Monday, November 28, 2011

To Catch a Fly

Well, they say everyone's doing it the days; publishing books on the internet and crossing their fingers it'll go viral.

So here's the first instalment of a murder mystery, set on the banks of the little river that wanders through our patch of the Highlands. Well, it's not ours, exactly, it just runs through our valley. Kind of like a river runs through it.


To Catch a Fly
An Inspector MacDonald Mystery

CHAPTER ONE
One in the eye

The hooded crow, perched on a branch over the river, cast another quick hungry eye on the bright morsel hanging just out of reach. A cold wind ruffled its black feathers and sent the birch leaves rustling. The crow darted a glance, and seizing its chance, made a violent stab, only to lose its balance in a flurry of small, frantic wing beats. This was the third time he had mistimed the attack, failing to coincide with the inward swing of the small, moist, round object that had attracted his attention that morning, the elusiveness of which was now maddening him, blinding him to all sense of danger.

His first attempt had succeeded only in setting it swinging, like a marble on a string. Then the wind had dropped, the swinging had subsided and for a minute or so the crow could only watch the morsel floating, as if suspended in the air, so close, just feet away. A gust breathed through the trees, catching the ball, setting it in motion once again. The crow, judging his moment, made another stab as it swung towards him. This second attempt was more successful. The sharp beak made brief contact. The crow now sensed the sweetness, and the smell – a delicious odour of incipient corruption that obliterated all other instincts.

Using aerial skills honed over the years of scavenging the hills, the crow flapped noisily from his perch, and judging his approach to perfection, took the eyeball in his opened beak and with a delicious sense of triumph, swallowed it whole.

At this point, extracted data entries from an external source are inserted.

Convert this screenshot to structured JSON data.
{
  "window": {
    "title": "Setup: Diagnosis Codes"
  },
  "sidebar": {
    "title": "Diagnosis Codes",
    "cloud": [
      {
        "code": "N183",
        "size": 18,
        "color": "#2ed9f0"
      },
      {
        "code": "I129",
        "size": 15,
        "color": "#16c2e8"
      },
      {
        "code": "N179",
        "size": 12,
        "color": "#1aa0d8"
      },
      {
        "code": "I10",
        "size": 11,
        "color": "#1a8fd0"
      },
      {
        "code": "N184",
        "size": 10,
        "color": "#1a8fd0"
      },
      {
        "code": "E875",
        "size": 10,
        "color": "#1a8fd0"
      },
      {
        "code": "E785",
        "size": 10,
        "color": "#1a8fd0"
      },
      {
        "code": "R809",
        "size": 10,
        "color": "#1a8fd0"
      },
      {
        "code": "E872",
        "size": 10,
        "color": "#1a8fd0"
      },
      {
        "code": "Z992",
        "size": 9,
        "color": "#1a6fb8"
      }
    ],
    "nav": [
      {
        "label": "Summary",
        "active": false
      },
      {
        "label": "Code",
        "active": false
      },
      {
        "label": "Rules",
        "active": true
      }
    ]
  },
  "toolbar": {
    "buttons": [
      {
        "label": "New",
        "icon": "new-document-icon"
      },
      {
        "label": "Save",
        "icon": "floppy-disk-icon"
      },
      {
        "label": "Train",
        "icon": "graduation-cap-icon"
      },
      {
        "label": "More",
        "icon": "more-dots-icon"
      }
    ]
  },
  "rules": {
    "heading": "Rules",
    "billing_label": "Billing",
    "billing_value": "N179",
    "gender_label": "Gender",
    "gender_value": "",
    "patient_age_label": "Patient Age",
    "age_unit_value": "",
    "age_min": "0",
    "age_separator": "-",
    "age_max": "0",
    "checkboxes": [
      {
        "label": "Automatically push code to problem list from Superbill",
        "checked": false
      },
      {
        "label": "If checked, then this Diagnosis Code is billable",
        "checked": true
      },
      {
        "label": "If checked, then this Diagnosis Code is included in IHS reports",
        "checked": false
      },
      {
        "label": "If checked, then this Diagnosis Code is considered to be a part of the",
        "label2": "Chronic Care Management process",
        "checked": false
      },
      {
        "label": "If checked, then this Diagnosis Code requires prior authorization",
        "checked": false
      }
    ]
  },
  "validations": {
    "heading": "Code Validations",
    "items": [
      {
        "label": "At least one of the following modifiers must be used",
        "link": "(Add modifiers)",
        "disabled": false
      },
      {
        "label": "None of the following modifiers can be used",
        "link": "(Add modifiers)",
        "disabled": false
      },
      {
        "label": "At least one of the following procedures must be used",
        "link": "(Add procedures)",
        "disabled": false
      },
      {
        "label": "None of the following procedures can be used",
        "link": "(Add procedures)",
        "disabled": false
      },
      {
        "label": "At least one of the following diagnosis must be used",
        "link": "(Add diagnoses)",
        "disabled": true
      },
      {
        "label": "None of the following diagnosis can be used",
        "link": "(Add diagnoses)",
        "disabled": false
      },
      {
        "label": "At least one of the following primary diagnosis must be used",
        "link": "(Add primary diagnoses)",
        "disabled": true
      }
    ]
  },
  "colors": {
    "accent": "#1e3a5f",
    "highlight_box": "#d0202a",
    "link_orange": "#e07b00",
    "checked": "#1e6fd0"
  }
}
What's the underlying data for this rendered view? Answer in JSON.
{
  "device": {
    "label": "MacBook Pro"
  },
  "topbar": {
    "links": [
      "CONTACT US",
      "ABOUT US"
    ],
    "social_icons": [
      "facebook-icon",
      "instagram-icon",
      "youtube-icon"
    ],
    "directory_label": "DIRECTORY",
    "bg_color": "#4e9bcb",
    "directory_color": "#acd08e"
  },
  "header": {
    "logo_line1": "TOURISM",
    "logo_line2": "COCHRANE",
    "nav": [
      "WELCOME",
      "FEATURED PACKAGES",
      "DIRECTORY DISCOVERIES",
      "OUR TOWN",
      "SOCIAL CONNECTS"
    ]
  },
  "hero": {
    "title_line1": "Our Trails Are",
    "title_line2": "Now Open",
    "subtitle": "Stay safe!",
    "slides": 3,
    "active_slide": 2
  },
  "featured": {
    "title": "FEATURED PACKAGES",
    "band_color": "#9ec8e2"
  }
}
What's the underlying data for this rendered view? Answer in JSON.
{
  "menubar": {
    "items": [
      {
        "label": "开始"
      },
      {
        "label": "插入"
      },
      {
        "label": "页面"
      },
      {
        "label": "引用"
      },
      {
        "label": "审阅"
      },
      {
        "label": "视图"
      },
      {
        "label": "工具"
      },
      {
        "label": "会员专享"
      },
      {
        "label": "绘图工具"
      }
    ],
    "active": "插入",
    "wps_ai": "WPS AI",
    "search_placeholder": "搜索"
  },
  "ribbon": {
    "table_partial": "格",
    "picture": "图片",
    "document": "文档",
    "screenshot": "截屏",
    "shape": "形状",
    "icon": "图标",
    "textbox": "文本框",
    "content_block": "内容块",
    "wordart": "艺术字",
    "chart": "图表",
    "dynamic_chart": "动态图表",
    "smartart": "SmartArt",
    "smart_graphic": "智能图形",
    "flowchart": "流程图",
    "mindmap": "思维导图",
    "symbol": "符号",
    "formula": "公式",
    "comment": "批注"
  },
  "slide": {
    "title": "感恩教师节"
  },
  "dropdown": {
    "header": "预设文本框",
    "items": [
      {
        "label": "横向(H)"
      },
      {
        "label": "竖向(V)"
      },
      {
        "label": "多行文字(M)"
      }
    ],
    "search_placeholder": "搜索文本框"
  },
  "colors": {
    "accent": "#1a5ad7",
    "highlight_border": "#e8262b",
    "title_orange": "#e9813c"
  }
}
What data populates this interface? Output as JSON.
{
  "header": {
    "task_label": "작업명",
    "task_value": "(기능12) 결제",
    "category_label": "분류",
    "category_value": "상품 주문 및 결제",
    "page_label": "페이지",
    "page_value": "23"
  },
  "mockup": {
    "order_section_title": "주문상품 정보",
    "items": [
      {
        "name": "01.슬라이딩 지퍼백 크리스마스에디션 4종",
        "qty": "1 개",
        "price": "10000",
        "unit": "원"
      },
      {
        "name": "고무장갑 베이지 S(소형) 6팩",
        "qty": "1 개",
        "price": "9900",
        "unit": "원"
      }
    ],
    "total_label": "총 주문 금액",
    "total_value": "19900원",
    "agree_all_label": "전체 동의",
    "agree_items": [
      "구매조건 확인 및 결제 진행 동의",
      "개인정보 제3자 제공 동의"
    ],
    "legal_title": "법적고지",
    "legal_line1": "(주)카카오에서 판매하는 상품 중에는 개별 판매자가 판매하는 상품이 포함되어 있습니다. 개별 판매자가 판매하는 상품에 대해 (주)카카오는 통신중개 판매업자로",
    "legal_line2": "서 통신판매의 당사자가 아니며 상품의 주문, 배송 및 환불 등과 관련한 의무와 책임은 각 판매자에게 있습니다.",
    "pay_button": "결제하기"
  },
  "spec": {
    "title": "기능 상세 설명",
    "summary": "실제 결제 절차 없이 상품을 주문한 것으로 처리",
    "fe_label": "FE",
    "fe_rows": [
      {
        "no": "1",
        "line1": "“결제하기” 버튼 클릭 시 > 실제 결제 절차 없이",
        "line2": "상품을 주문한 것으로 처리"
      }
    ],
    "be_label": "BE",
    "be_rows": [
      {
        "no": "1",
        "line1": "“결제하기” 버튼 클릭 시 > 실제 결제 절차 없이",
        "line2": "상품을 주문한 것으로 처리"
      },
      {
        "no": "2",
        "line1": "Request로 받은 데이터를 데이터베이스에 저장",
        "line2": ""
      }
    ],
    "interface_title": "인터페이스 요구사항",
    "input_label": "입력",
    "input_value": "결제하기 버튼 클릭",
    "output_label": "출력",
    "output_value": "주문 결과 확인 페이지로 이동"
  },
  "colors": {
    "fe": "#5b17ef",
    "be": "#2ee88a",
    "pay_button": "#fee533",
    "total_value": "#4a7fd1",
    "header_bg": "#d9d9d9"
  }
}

At once he knew he had made a terrible mistake. Who knows what goes on in a bird’s brain? Had this been a human the horror would have been instant. As the last shreds of optic nerve slipped down his throat, the euphoria of greed evaporated. The twin barbs of the salmon fly on which the eyeball had been expertly impaled bit and held. The 20lb monofilament to which it had been turle-knotted, held fast. The more the bird flapped and struggled, the deeper the hook bit.

At the beginning, four hours before exhaustion set in, and for a second or so at a time, the crow, like a hooked fish sensing escape, managed a few, panic-stricken strokes of flight. The line would then tighten, bringing him crashing to the ground in a tangle of broken feathers. Twice he managed to fly to the opposite bank and get a perch on the overhanging branch of a big rowan. But always there was the hook firmly lodged in his throat and the insidous, near- invisible line snaking down towards the river. Twice, having reached the branch, and recovered somewhat, he had taken to the air, only to be dragged brutally down by the strength of the monofilament and the weight of the 10 weight double-tapered Hardy floating fly line to which it was attached via a short length of heavy sink tip.

Once, in his increasingly frantic attempts to escape, the crow managed to lift the rod tip itself, which lay some six inches under the fast-flowing water of the quarry pool, beside which the matching Hardy Expert rod itself lay, complete with gold anodised Orvis Excel large arbour reel, an outfit that had probably cost its owner, who lay face down in the shingle beside it, around £2,000.